Regnery : Washington, DC 2004

The extreme difficulty of coming up with something novel to say about this body of work or its author was compounded manyfold by the inconvenient  (for me) circumstance of both having been around for quite a while, worked half to death by critics and commentators.

Nevertheless, I think I've done it. I've noticed something I've not seen remarked upon before - but only because I was desperately, desperately auditing.

It is this : nowhere in this assemblage of Buckley's previously published works does he perform that ghastly and now de rigeur American  self-disclosure, the one which, to put it delicately (and reluctantly) invokes the ethnicity and/or nationality of one's forebears, seasoned with dewey-eyed pride and garnished with pathos. I've read much of what this man has written over the years, and I, for one, have no idea what quarters his people are sprung from. Europe, I suppose, by his physiognomy, or some of them at least. Could be a Comanche octaroon for all I know. This is but one of many, many examples of Bill Buckley's marvelous presentation of self, so exceptional and yet so very normal. He deeply respects our privacy, and so does not impose upon us. I like this, and many other things about Buckley and his works  very , very much.  

Oh, and the gratitude, very nearly overwhelming : not once does he mention golf, or suggest that he has the slightest interest in it.  An interest in golf is exactly the sort of thing one should keep to one's self, if indeed one is afflicted by it. Don't ask and please, please don't tell. 
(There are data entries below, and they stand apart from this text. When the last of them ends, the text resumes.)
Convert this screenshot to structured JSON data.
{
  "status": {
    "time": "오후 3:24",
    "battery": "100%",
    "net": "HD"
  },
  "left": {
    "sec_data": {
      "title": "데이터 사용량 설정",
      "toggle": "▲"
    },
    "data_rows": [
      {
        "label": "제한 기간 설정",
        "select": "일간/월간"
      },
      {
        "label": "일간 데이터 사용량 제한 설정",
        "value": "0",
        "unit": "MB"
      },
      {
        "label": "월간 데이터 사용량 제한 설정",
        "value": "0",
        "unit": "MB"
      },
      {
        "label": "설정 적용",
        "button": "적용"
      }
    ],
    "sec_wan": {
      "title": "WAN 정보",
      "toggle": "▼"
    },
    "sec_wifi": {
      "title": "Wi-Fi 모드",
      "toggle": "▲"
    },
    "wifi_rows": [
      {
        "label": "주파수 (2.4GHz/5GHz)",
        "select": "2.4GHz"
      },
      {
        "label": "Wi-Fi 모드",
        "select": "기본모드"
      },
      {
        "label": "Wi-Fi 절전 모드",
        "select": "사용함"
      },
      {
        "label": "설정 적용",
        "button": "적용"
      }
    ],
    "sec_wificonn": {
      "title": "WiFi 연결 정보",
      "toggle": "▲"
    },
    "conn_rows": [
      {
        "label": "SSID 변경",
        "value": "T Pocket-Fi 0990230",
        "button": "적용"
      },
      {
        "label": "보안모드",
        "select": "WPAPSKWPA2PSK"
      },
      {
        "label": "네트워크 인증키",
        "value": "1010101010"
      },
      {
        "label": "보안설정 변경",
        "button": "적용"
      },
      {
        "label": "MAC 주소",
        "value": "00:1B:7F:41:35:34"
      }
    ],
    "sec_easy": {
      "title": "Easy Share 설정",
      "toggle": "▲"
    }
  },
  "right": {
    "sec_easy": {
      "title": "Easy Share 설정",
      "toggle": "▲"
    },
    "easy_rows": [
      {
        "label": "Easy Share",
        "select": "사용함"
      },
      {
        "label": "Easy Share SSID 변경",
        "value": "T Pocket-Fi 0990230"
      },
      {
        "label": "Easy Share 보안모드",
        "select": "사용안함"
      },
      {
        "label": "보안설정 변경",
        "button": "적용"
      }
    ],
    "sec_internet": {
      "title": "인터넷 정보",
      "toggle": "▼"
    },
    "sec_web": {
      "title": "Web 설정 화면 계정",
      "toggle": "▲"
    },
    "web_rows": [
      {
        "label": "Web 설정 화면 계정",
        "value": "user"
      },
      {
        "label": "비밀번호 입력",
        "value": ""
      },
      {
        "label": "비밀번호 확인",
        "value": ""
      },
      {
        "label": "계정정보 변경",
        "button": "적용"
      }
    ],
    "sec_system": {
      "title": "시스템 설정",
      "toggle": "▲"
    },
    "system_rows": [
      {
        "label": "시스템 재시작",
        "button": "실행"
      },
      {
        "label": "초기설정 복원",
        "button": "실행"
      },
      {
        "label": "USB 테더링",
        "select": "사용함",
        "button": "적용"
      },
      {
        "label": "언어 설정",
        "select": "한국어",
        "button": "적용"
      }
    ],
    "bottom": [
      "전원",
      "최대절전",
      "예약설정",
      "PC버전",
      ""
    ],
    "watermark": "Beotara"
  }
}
I met Buckley, in a sense, as we filed out of a Washington political banquet along with the hundreds of other guests and speakers. He'd been a speaker, but from my D-list table in Siberia much of what he'd said had been unintelligible to me over the clinking of ice in our glasses. I was troubled, because I'd made out one sentence of his remarks and observed that he'd  left the dias rather abruptly when he'd finished. He'd said:"...and we'll survive this one, too."  That was in January, 2002.

I wrote to Bill Buckley, a paper letter neatly typed,  recalled the evening to him, complained about the acoustics in the banquet hall and troubled him to provide me with a transcript. I had a prompt reply, on lovely stationery. It turned out William F. Buckley, Jr. had been referring to the Presidency of George W. Bush.

Buckley is, among other things, the absolute coolest guy alive, except for my dad, Jack Kotik.  My dad can do all that Buckley does (except, so far anyway, change the course of world history -he delegated that to Buckley) but can also play the cello and the trumpet.